From this decree, both plaintiff and defendant appealed. The plaintiff, because the “improvements” or betterments were allowed the defendant, Flenniken, and because plaintiff was adjudged to pay her own costs. And the defendant appealed because the rents and profits were not adjudged to be credited with note for $025 held by Flenniken on the trustee, Thomas W. Rabb, mentioned above, and with the supplies furnished, &c.; and, also, because his honor should have held that the action of plaintiff to set aside the deed in question was barred by the statute of limitations. This last exception, we understand, was abandoned at the hearing before us.

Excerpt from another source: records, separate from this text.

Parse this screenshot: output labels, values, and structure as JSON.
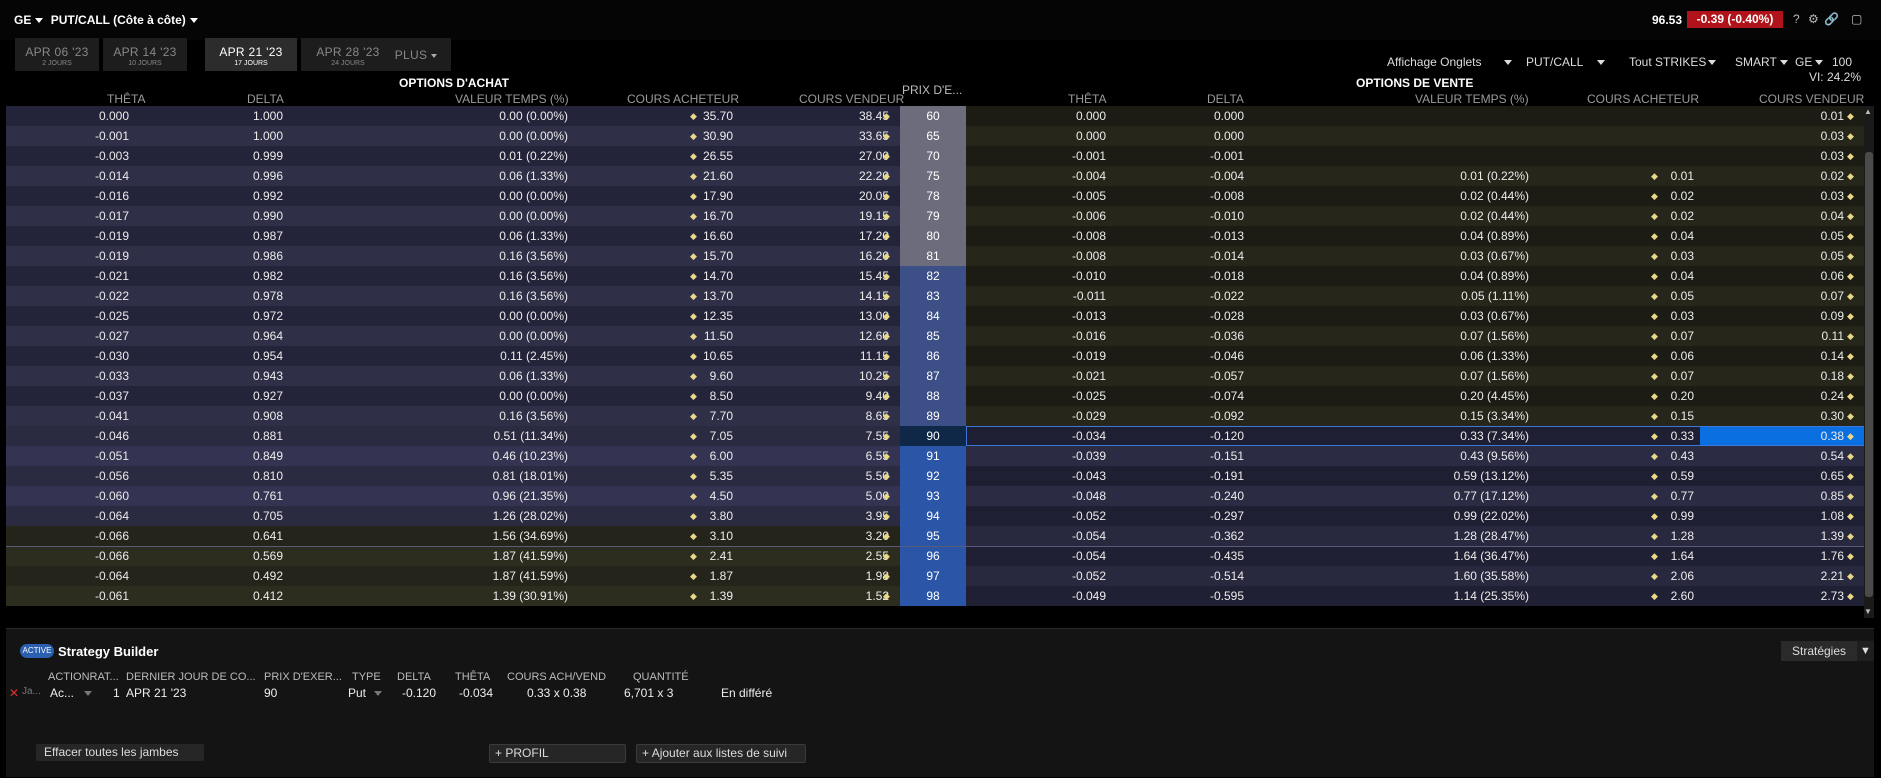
{
  "topbar": {
    "symbol": "GE",
    "view": "PUT/CALL (Côte à côte)",
    "last_price": "96.53",
    "change": "-0.39 (-0.40%)",
    "icons": [
      "help-icon",
      "gear-icon",
      "link-icon",
      "expand-icon"
    ]
  },
  "tabs": [
    {
      "label": "APR 06 '23",
      "sub": "2 JOURS"
    },
    {
      "label": "APR 14 '23",
      "sub": "10 JOURS"
    },
    {
      "label": "APR 21 '23",
      "sub": "17 JOURS"
    },
    {
      "label": "APR 28 '23",
      "sub": "24 JOURS"
    },
    {
      "label": "PLUS",
      "sub": ""
    }
  ],
  "toolbar": {
    "display": "Affichage Onglets",
    "putcall": "PUT/CALL",
    "strikes": "Tout STRIKES",
    "exchange": "SMART",
    "symbol": "GE",
    "multiplier": "100",
    "vi": "VI: 24.2%"
  },
  "headers": {
    "calls_title": "OPTIONS D'ACHAT",
    "puts_title": "OPTIONS DE VENTE",
    "theta": "THÊTA",
    "delta": "DELTA",
    "time_value": "VALEUR TEMPS (%)",
    "bid": "COURS ACHETEUR",
    "ask": "COURS VENDEUR",
    "strike": "PRIX D'E..."
  },
  "rows": [
    {
      "strike": "60",
      "c_theta": "0.000",
      "c_delta": "1.000",
      "c_tv": "0.00 (0.00%)",
      "c_bid": "35.70",
      "c_ask": "38.45",
      "p_theta": "0.000",
      "p_delta": "0.000",
      "p_tv": "",
      "p_bid": "",
      "p_ask": "0.01"
    },
    {
      "strike": "65",
      "c_theta": "-0.001",
      "c_delta": "1.000",
      "c_tv": "0.00 (0.00%)",
      "c_bid": "30.90",
      "c_ask": "33.65",
      "p_theta": "0.000",
      "p_delta": "0.000",
      "p_tv": "",
      "p_bid": "",
      "p_ask": "0.03"
    },
    {
      "strike": "70",
      "c_theta": "-0.003",
      "c_delta": "0.999",
      "c_tv": "0.01 (0.22%)",
      "c_bid": "26.55",
      "c_ask": "27.00",
      "p_theta": "-0.001",
      "p_delta": "-0.001",
      "p_tv": "",
      "p_bid": "",
      "p_ask": "0.03"
    },
    {
      "strike": "75",
      "c_theta": "-0.014",
      "c_delta": "0.996",
      "c_tv": "0.06 (1.33%)",
      "c_bid": "21.60",
      "c_ask": "22.20",
      "p_theta": "-0.004",
      "p_delta": "-0.004",
      "p_tv": "0.01 (0.22%)",
      "p_bid": "0.01",
      "p_ask": "0.02"
    },
    {
      "strike": "78",
      "c_theta": "-0.016",
      "c_delta": "0.992",
      "c_tv": "0.00 (0.00%)",
      "c_bid": "17.90",
      "c_ask": "20.05",
      "p_theta": "-0.005",
      "p_delta": "-0.008",
      "p_tv": "0.02 (0.44%)",
      "p_bid": "0.02",
      "p_ask": "0.03"
    },
    {
      "strike": "79",
      "c_theta": "-0.017",
      "c_delta": "0.990",
      "c_tv": "0.00 (0.00%)",
      "c_bid": "16.70",
      "c_ask": "19.15",
      "p_theta": "-0.006",
      "p_delta": "-0.010",
      "p_tv": "0.02 (0.44%)",
      "p_bid": "0.02",
      "p_ask": "0.04"
    },
    {
      "strike": "80",
      "c_theta": "-0.019",
      "c_delta": "0.987",
      "c_tv": "0.06 (1.33%)",
      "c_bid": "16.60",
      "c_ask": "17.20",
      "p_theta": "-0.008",
      "p_delta": "-0.013",
      "p_tv": "0.04 (0.89%)",
      "p_bid": "0.04",
      "p_ask": "0.05"
    },
    {
      "strike": "81",
      "c_theta": "-0.019",
      "c_delta": "0.986",
      "c_tv": "0.16 (3.56%)",
      "c_bid": "15.70",
      "c_ask": "16.20",
      "p_theta": "-0.008",
      "p_delta": "-0.014",
      "p_tv": "0.03 (0.67%)",
      "p_bid": "0.03",
      "p_ask": "0.05"
    },
    {
      "strike": "82",
      "c_theta": "-0.021",
      "c_delta": "0.982",
      "c_tv": "0.16 (3.56%)",
      "c_bid": "14.70",
      "c_ask": "15.45",
      "p_theta": "-0.010",
      "p_delta": "-0.018",
      "p_tv": "0.04 (0.89%)",
      "p_bid": "0.04",
      "p_ask": "0.06"
    },
    {
      "strike": "83",
      "c_theta": "-0.022",
      "c_delta": "0.978",
      "c_tv": "0.16 (3.56%)",
      "c_bid": "13.70",
      "c_ask": "14.15",
      "p_theta": "-0.011",
      "p_delta": "-0.022",
      "p_tv": "0.05 (1.11%)",
      "p_bid": "0.05",
      "p_ask": "0.07"
    },
    {
      "strike": "84",
      "c_theta": "-0.025",
      "c_delta": "0.972",
      "c_tv": "0.00 (0.00%)",
      "c_bid": "12.35",
      "c_ask": "13.00",
      "p_theta": "-0.013",
      "p_delta": "-0.028",
      "p_tv": "0.03 (0.67%)",
      "p_bid": "0.03",
      "p_ask": "0.09"
    },
    {
      "strike": "85",
      "c_theta": "-0.027",
      "c_delta": "0.964",
      "c_tv": "0.00 (0.00%)",
      "c_bid": "11.50",
      "c_ask": "12.60",
      "p_theta": "-0.016",
      "p_delta": "-0.036",
      "p_tv": "0.07 (1.56%)",
      "p_bid": "0.07",
      "p_ask": "0.11"
    },
    {
      "strike": "86",
      "c_theta": "-0.030",
      "c_delta": "0.954",
      "c_tv": "0.11 (2.45%)",
      "c_bid": "10.65",
      "c_ask": "11.15",
      "p_theta": "-0.019",
      "p_delta": "-0.046",
      "p_tv": "0.06 (1.33%)",
      "p_bid": "0.06",
      "p_ask": "0.14"
    },
    {
      "strike": "87",
      "c_theta": "-0.033",
      "c_delta": "0.943",
      "c_tv": "0.06 (1.33%)",
      "c_bid": "9.60",
      "c_ask": "10.25",
      "p_theta": "-0.021",
      "p_delta": "-0.057",
      "p_tv": "0.07 (1.56%)",
      "p_bid": "0.07",
      "p_ask": "0.18"
    },
    {
      "strike": "88",
      "c_theta": "-0.037",
      "c_delta": "0.927",
      "c_tv": "0.00 (0.00%)",
      "c_bid": "8.50",
      "c_ask": "9.40",
      "p_theta": "-0.025",
      "p_delta": "-0.074",
      "p_tv": "0.20 (4.45%)",
      "p_bid": "0.20",
      "p_ask": "0.24"
    },
    {
      "strike": "89",
      "c_theta": "-0.041",
      "c_delta": "0.908",
      "c_tv": "0.16 (3.56%)",
      "c_bid": "7.70",
      "c_ask": "8.65",
      "p_theta": "-0.029",
      "p_delta": "-0.092",
      "p_tv": "0.15 (3.34%)",
      "p_bid": "0.15",
      "p_ask": "0.30"
    },
    {
      "strike": "90",
      "c_theta": "-0.046",
      "c_delta": "0.881",
      "c_tv": "0.51 (11.34%)",
      "c_bid": "7.05",
      "c_ask": "7.55",
      "p_theta": "-0.034",
      "p_delta": "-0.120",
      "p_tv": "0.33 (7.34%)",
      "p_bid": "0.33",
      "p_ask": "0.38"
    },
    {
      "strike": "91",
      "c_theta": "-0.051",
      "c_delta": "0.849",
      "c_tv": "0.46 (10.23%)",
      "c_bid": "6.00",
      "c_ask": "6.55",
      "p_theta": "-0.039",
      "p_delta": "-0.151",
      "p_tv": "0.43 (9.56%)",
      "p_bid": "0.43",
      "p_ask": "0.54"
    },
    {
      "strike": "92",
      "c_theta": "-0.056",
      "c_delta": "0.810",
      "c_tv": "0.81 (18.01%)",
      "c_bid": "5.35",
      "c_ask": "5.50",
      "p_theta": "-0.043",
      "p_delta": "-0.191",
      "p_tv": "0.59 (13.12%)",
      "p_bid": "0.59",
      "p_ask": "0.65"
    },
    {
      "strike": "93",
      "c_theta": "-0.060",
      "c_delta": "0.761",
      "c_tv": "0.96 (21.35%)",
      "c_bid": "4.50",
      "c_ask": "5.00",
      "p_theta": "-0.048",
      "p_delta": "-0.240",
      "p_tv": "0.77 (17.12%)",
      "p_bid": "0.77",
      "p_ask": "0.85"
    },
    {
      "strike": "94",
      "c_theta": "-0.064",
      "c_delta": "0.705",
      "c_tv": "1.26 (28.02%)",
      "c_bid": "3.80",
      "c_ask": "3.95",
      "p_theta": "-0.052",
      "p_delta": "-0.297",
      "p_tv": "0.99 (22.02%)",
      "p_bid": "0.99",
      "p_ask": "1.08"
    },
    {
      "strike": "95",
      "c_theta": "-0.066",
      "c_delta": "0.641",
      "c_tv": "1.56 (34.69%)",
      "c_bid": "3.10",
      "c_ask": "3.20",
      "p_theta": "-0.054",
      "p_delta": "-0.362",
      "p_tv": "1.28 (28.47%)",
      "p_bid": "1.28",
      "p_ask": "1.39"
    },
    {
      "strike": "96",
      "c_theta": "-0.066",
      "c_delta": "0.569",
      "c_tv": "1.87 (41.59%)",
      "c_bid": "2.41",
      "c_ask": "2.55",
      "p_theta": "-0.054",
      "p_delta": "-0.435",
      "p_tv": "1.64 (36.47%)",
      "p_bid": "1.64",
      "p_ask": "1.76"
    },
    {
      "strike": "97",
      "c_theta": "-0.064",
      "c_delta": "0.492",
      "c_tv": "1.87 (41.59%)",
      "c_bid": "1.87",
      "c_ask": "1.98",
      "p_theta": "-0.052",
      "p_delta": "-0.514",
      "p_tv": "1.60 (35.58%)",
      "p_bid": "2.06",
      "p_ask": "2.21"
    },
    {
      "strike": "98",
      "c_theta": "-0.061",
      "c_delta": "0.412",
      "c_tv": "1.39 (30.91%)",
      "c_bid": "1.39",
      "c_ask": "1.52",
      "p_theta": "-0.049",
      "p_delta": "-0.595",
      "p_tv": "1.14 (25.35%)",
      "p_bid": "2.60",
      "p_ask": "2.73"
    }
  ],
  "selected_strike": "90",
  "strategy_builder": {
    "toggle": "ACTIVE",
    "title": "Strategy Builder",
    "strategies_button": "Stratégies",
    "headers": {
      "action": "ACTIONRAT...",
      "last_day": "DERNIER JOUR DE CO...",
      "strike": "PRIX D'EXER...",
      "type": "TYPE",
      "delta": "DELTA",
      "theta": "THÊTA",
      "bid_ask": "COURS ACH/VEND",
      "qty": "QUANTITÉ"
    },
    "leg": {
      "remove": "Ja...",
      "action": "Ac...",
      "ratio": "1",
      "last_day": "APR 21 '23",
      "strike": "90",
      "type": "Put",
      "delta": "-0.120",
      "theta": "-0.034",
      "bid_ask": "0.33 x 0.38",
      "qty": "6,701 x 3",
      "status": "En différé"
    },
    "clear_button": "Effacer toutes les jambes",
    "profile_button": "PROFIL",
    "watchlist_button": "Ajouter aux listes de suivi"
  }
}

It having been decided in this case, in the former appeal, that the sale of the land by Thomas W. Rabb to the defendant, Flenniken, was wholly unauthorized, was, in fact, a breach of trust, because it was made, not for reinvestment, as the deed of trust would have allowed, but in part for the payment of a debt of $625 *195due by the trustee to the purchaser, and in part for the purchase of family supplies, which he, the trustee, was legally bound to furnish himself, and to whom it seems the said supplies were charged, all this with full knowledge by Flenniken of the character of the trust-deed, we know of no principle, either in the text-writers or found in any decided case, which would have authorized the Circuit Judge to credit the note of $625, of Rabb to Flenniken, on the rents and profits. • Nor do we find sufficient reason to interfere with the judgment of the Circuit Judge as to the supplies. The testimony, in the opinion of the Circuit Judge, it seems, did not disclose such a state of facts as to throw the support of Rabb’s family upon the trust estate of his wife. Magwood & Patterson v. Johnson, 1 Hill Ch., 234. It was not error, therefore, in him to refuse this claim.

As to the defendant’s claim for betterments. We think, under the circumstances, they should be allowed. True, Flenniken participated in the breach of trust to the extent of knowing the terms of the original trust deed; but, notwithstanding this, acting, as he did, under the advice of eminent counsel, and no complaint being made to him for years as to his title, he may well have considered that said title was good, as specified in section 1835,- General Statutes, in such cases.

As to the costs. We do not suppose that the Circuit Judge intended to fix the costs of the former appeal upon the plaintiff. If so, this was error; but this question can be made when the costs are taxed, if necessary.

It is the judgment of this court, that the judgment of the Circuit Court be affirmed.